# How do we represent the oxidation of ethanol to acetic acid by potassium permanganate using the oxidation number method?

Jun 1, 2017

$4 M n {O}_{4}^{-} + 12 {H}^{+} + 5 {H}_{3} C - C {H}_{2} O H \rightarrow 5 {H}_{3} C - C {O}_{2} H + 4 M {n}^{2 +} + 11 {H}_{2} O \left(l\right)$

#### Explanation:

Just to expand on the subject of oxidation of alcohols, the method of oxidation number, and gain or loss of electrons, can be utilized in the scenario, provided that we know how to assign oxidation numbers for the individual carbons in a given compound.

For the oxidation of ethanol to acetic acid, we could propose the given oxidation reaction as:

${H}_{3} \stackrel{- I I I}{C} - \stackrel{- I}{C} {H}_{2} O H + {H}_{2} O \rightarrow {H}_{3} \stackrel{- I I I}{C} - \stackrel{+ I I I}{C} \left(= O\right) O H + 4 {H}^{+} + 4 {e}^{-} \text{ (i)}$

And something, here $M n {O}_{4}^{-}$ is reduced down to $M {n}^{+ 2}$:

$\stackrel{V I I +}{\text{Mn"rarrstackrel(+II)"Mn}}$

$M n {O}_{4}^{-} + 8 {H}^{+} + 5 {e}^{-} \rightarrow \text{Mn"^(2+)+"4H"_2"O} \left(l\right)$ $\text{(ii)}$

Deep-red purple permanganate ion is reduced down to almost colourless $M {n}^{2 +}$.
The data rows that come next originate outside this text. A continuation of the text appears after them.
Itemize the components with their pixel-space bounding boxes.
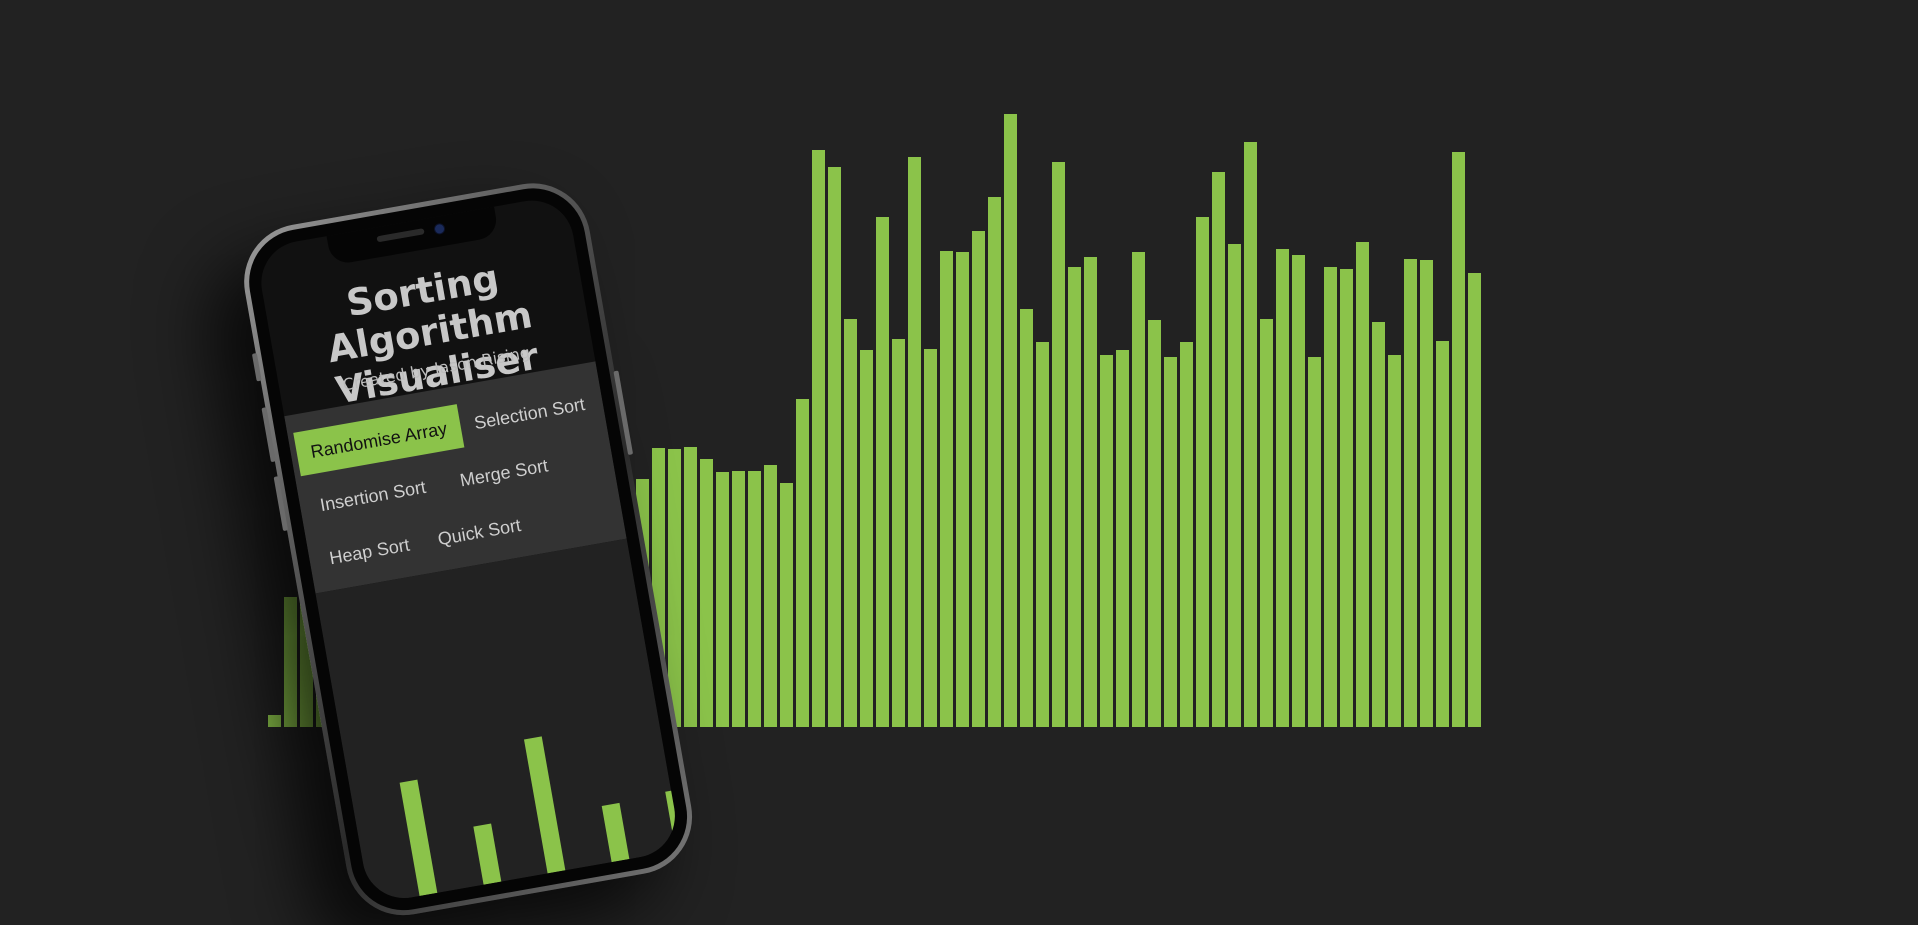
sort-bar [1084,257,1097,727]
sort-bar [1228,244,1241,727]
sort-bar [748,471,761,727]
sort-bar [284,597,297,727]
sort-bar [956,252,969,727]
sort-bar [1404,259,1417,727]
sort-bar [1100,355,1113,727]
sort-bar [1436,341,1449,727]
sort-bar [1164,357,1177,727]
sort-bar [828,167,841,727]
sort-bar [1004,114,1017,727]
sort-bar [700,459,713,727]
sort-bar [1052,162,1065,727]
sort-bar [1212,172,1225,727]
randomise-array-button[interactable]: Randomise Array [293,404,465,477]
sort-bar [1292,255,1305,727]
sort-bar [1452,152,1465,727]
sort-bar [972,231,985,727]
merge-sort-button[interactable]: Merge Sort [458,455,550,491]
sort-bar [668,449,681,727]
sort-bar [764,465,777,727]
sort-bar [924,349,937,727]
sort-bar [812,150,825,727]
phone-notch [326,206,500,266]
sort-bar [1116,350,1129,727]
sort-bar [1420,260,1433,727]
sort-bar [1340,269,1353,727]
sort-bar [1468,273,1481,727]
sort-bar [716,472,729,727]
sort-bar [732,471,745,727]
sort-bar [1244,142,1257,727]
sort-bar [1036,342,1049,727]
sort-bar [1260,319,1273,727]
sort-bar [892,339,905,727]
sort-bar [1276,249,1289,727]
sort-bar [1020,309,1033,727]
mini-sort-bar [473,823,502,885]
sort-bar [1196,217,1209,727]
sort-bar [1356,242,1369,727]
mini-bars-chart [315,538,682,905]
sort-bar [1068,267,1081,727]
sort-bar [1388,355,1401,727]
sort-bar [1148,320,1161,727]
sort-bar [844,319,857,727]
selection-sort-button[interactable]: Selection Sort [472,393,587,434]
sort-bar [860,350,873,727]
camera-icon [433,222,446,236]
sort-bar [876,217,889,727]
heap-sort-button[interactable]: Heap Sort [327,534,412,569]
speaker-grille [376,228,425,243]
mini-sort-bar [523,736,566,874]
sort-bar [268,715,281,727]
quick-sort-button[interactable]: Quick Sort [436,514,523,550]
sort-bar [780,483,793,727]
sort-bar [684,447,697,727]
sort-bar [1180,342,1193,727]
mini-sort-bar [601,802,630,863]
sort-bar [908,157,921,727]
sort-bar [1132,252,1145,727]
mini-sort-bar [399,779,438,896]
sort-bar [796,399,809,727]
sort-bar [1324,267,1337,727]
sort-bar [988,197,1001,727]
sort-bar [1308,357,1321,727]
sort-bar [940,251,953,727]
sort-bar [1372,322,1385,727]
mini-sort-bar [665,788,682,851]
And to give the final redox equation, we cross multiply $\left(i\right)$ and $\left(i i\right)$ so that electrons DO NOT appear in the final equation:

And thus $5 \times \left(i\right) + 4 \times \left(i i\right)$ gives...............
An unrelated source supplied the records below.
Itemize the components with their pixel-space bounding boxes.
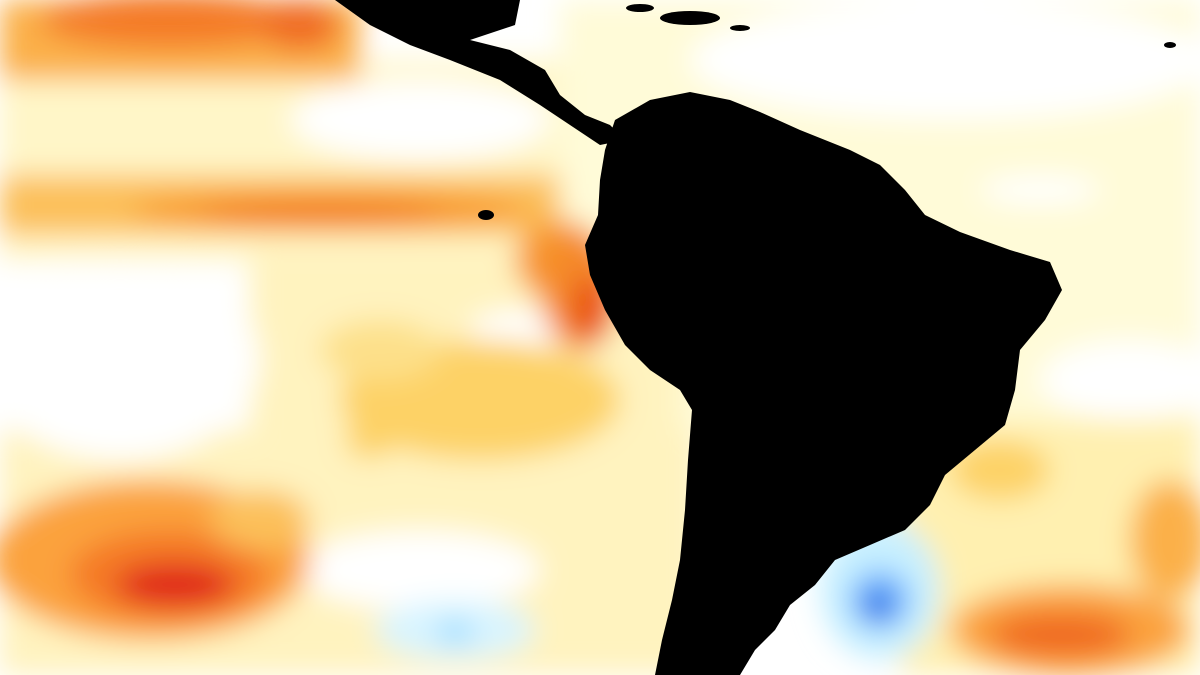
central-america bbox=[335, 0, 625, 145]
south-america bbox=[585, 92, 1062, 675]
island bbox=[626, 4, 654, 12]
island bbox=[1164, 42, 1176, 48]
island bbox=[478, 210, 494, 220]
land bbox=[335, 0, 1176, 675]
island bbox=[660, 11, 720, 25]
island bbox=[730, 25, 750, 31]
$4 M n {O}_{4}^{-} + 12 {H}^{+} + 5 {H}_{3} C - C {H}_{2} O H \rightarrow 5 {H}_{3} C - C {O}_{2} H + 4 M {n}^{2 +} + 11 {H}_{2} O \left(l\right)$

Which, if I have done my sums right, is balanced with respect to mass and charge; as indeed it must be if we purport to represent chemical reality. Note that the reaction contains a built-in indicator. $M n {O}_{4}^{-}$ is deep purple; $M {n}^{2 +}$ is almost colourless.